For all the others, although all pointers are essentially memory locations they are still typed, and the compiler will warn about assigning one type of pointer to another.

• void* p; says p is a memory address, but I don't know what's in the memory
• char* s; says s is a memory address, and the first byte contains a character
• char** ps; says ps is a memory address, and the four bytes there (for a 32-bit system) contain a pointer of type char*.

cf http://www.oberon2005.ru/paper/kr_c.pdf (e-book version of K&R)

Answer 4

It's not a pointer to character char* but a pointer to array of 4 characters: char* [4]. With g++ it doesn't compile:

main.cpp: In function ‘int main(int, char**)’: main.cpp:126: error: cannot convert ‘char (*)[4]’ to ‘char**’ in initialization

Moreover, the linux man pages says:

p

The void * pointer argument is printed in hexadecimal (as if by %#x or %#lx). It shoud be pointer to void.
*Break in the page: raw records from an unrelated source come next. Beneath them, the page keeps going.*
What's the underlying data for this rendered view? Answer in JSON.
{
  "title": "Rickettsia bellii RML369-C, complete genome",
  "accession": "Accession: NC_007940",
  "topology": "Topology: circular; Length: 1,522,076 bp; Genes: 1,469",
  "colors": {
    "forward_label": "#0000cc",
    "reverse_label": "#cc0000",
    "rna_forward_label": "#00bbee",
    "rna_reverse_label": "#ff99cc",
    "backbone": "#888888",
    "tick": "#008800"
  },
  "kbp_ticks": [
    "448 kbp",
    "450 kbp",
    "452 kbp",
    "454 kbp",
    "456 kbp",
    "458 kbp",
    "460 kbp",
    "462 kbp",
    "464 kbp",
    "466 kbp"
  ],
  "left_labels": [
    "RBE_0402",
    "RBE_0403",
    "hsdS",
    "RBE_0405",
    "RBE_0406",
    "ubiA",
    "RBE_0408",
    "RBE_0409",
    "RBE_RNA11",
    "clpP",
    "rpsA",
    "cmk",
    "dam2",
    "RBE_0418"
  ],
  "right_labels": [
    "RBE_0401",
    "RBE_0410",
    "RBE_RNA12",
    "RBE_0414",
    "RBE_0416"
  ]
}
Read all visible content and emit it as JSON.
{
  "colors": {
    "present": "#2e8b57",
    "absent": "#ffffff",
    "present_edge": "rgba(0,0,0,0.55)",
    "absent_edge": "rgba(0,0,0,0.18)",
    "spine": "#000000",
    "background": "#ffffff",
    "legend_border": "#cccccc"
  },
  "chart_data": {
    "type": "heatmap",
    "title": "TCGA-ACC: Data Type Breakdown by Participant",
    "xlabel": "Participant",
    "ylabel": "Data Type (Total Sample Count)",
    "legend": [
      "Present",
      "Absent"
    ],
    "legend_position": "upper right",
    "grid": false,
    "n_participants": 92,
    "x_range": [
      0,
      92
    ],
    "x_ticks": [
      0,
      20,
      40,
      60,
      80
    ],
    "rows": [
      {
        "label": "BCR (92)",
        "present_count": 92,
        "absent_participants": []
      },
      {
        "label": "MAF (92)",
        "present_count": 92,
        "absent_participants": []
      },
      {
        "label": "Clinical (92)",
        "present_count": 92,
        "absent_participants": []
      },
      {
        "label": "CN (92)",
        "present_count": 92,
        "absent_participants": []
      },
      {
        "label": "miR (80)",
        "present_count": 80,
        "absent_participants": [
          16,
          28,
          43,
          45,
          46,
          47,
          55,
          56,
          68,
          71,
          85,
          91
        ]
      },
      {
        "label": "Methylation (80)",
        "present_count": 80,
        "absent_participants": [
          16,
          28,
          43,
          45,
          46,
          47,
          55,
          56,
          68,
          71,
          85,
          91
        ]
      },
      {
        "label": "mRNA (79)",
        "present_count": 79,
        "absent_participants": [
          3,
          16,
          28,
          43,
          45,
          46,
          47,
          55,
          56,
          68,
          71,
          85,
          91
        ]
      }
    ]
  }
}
You can change your code to:

char* s = "asd";
char** p = &s;

printf("The value of s is: %p\n", s);
printf("The address of s is: %p\n", &s);

printf("The value of p is: %p\n", p);
printf("The address of p is: %p\n", &p);

printf("The address of s[0] is: %p\n", &s[0]);
printf("The address of s[1] is: %p\n", &s[1]);
printf("The address of s[2] is: %p\n", &s[2]);

result:

The value of s is: 0x403f00

The address of s is: 0x7fff2df9d588

The value of p is: 0x7fff2df9d588

The address of p is: 0x7fff2df9d580

The address of s[0] is: 0x403f00

The address of s[1] is: 0x403f01

The address of s[2] is: 0x403f02

Answer 5

change line:

char s[] = "asd";

to:

char *s = "asd";

and things will get more clear

Answer 6

You can't change the value (i.e., address of) a static array. In technical terms, the lvalue of an array is the address of its first element. Hence s == &s. It's just a quirk of the language.

Answer 7

Normally, it's considered poor style to unnecessarily cast pointers to (void*). Here, however, you need the casts to (void*) on the printf arguments because printf is variadic. The prototype doesn't tell the compiler what type to convert the pointers to at the call site.

Answer 8

You have used:

char s[] = "asd";

Here s actually points to the bytes "asd". The address of s, would also point to this location.

If you used:

char *s = "asd";

the value of s and &s would be different, as s would actually be a pointer to the bytes "asd".

You used:

char s[] = "asd";
char **p = &s;

Here s points to the bytes "asd". p is a pointer to a pointer to characters, and has been set to a the address of characters. In other words you have too many indirections in p. If you used char *s = "asd", you could use this additional indirection.